Entropy is a measure of unpredictability - how “chaotic” a distribution is. For instance, if we have two documents:

docA: “hello hello hello hello hello”
docB: “hello world from jiayun”

Obviously, docA is very “predictable” since all words are the same. And docB is more “chaotic”, since it doesn’t even have a duplicate word.
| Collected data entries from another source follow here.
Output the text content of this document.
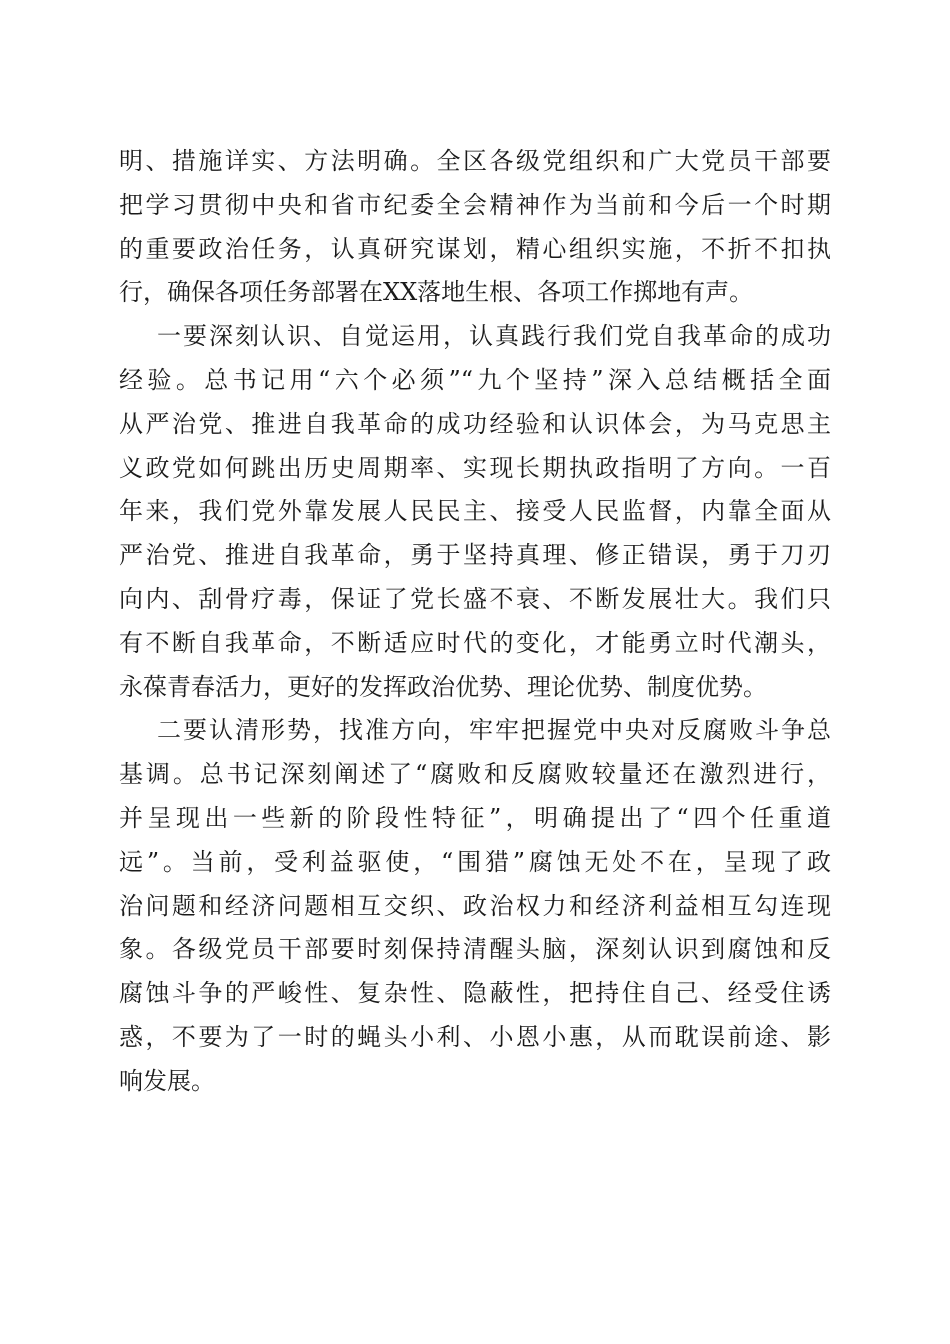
明、措施详实、方法明确。全区各级党组织和广大党员干部要
把学习贯彻中央和省市纪委全会精神作为当前和今后一个时期
的重要政治任务，认真研究谋划，精心组织实施，不折不扣执
行，确保各项任务部署在XX落地生根、各项工作掷地有声。
一要深刻认识、自觉运用，认真践行我们党自我革命的成功
经验。总书记用“六个必须”“九个坚持”深入总结概括全面
从严治党、推进自我革命的成功经验和认识体会，为马克思主
义政党如何跳出历史周期率、实现长期执政指明了方向。一百
年来，我们党外靠发展人民民主、接受人民监督，内靠全面从
严治党、推进自我革命，勇于坚持真理、修正错误，勇于刀刃
向内、刮骨疗毒，保证了党长盛不衰、不断发展壮大。我们只
有不断自我革命，不断适应时代的变化，才能勇立时代潮头，
永葆青春活力，更好的发挥政治优势、理论优势、制度优势。
二要认清形势，找准方向，牢牢把握党中央对反腐败斗争总
基调。总书记深刻阐述了“腐败和反腐败较量还在激烈进行，
并呈现出一些新的阶段性特征”，明确提出了“四个任重道
远”。当前，受利益驱使，“围猎”腐蚀无处不在，呈现了政
治问题和经济问题相互交织、政治权力和经济利益相互勾连现
象。各级党员干部要时刻保持清醒头脑，深刻认识到腐蚀和反
腐蚀斗争的严峻性、复杂性、隐蔽性，把持住自己、经受住诱
惑，不要为了一时的蝇头小利、小恩小惠，从而耽误前途、影
响发展。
Thus, docB is more “valuable” than docA because it provides us more “information”. When we need to compare two large files (documents), it is unrealistic to do this intuitively, and therefore we use the calculation of entropy for evaluation.

\[E(d)\ =\ \sum_{i=1}^{n}-f_i*log_2(\frac{f_i}{M})\]

For docA given above, \(d_A\ =\ <f_{hello}>\) = \(<5>\), and for docB, \(d_B\ =\ <f_{hello},f_{world},f_{from},f_{jiayun}\) = \(<1,1,1,1>\)

M is the sum of all word frequencies in a document: \(M=\sum_{i=1}^{n}fi\)

And therefore \(E(d_A)\ =\ -f_{hello}*log_2(\frac{f_{hello}}{M_A})\) = \(4\ *\ log_2(\frac{4}{4})\) = \(0\)

For docB,

\(M_B\ =\ 1+1+1+1\ =\ 4\)

\(E(d_B)\ =\ -f_{hello}*log_2(\frac{f_{hello}}{M_B})\) - \(f_{world}*log_2(\frac{f_{world}}{M_B})\) - \(f_{from}*log_2(\frac{f_{from}}{M_B})\) - \(f_{luke}*log_2(\frac{f_{luke}}{M_B})\) =

\(-1\ *\ log_2(\frac{1}{4})\ * \ 4\) = \(8\)

Since \(E(d_B)\ >\ E(d_A)\), docB is more “informative” than docA.

A more general formula for entropy is given below:

\[H(x)\ =\ -\sum_{i=1}^{n}P(i)log_2(P(i))\]

\(P(i)\) is the probability of event i, where in the above case is \(\frac{f_i}{M}\) - the probability of a word in the document.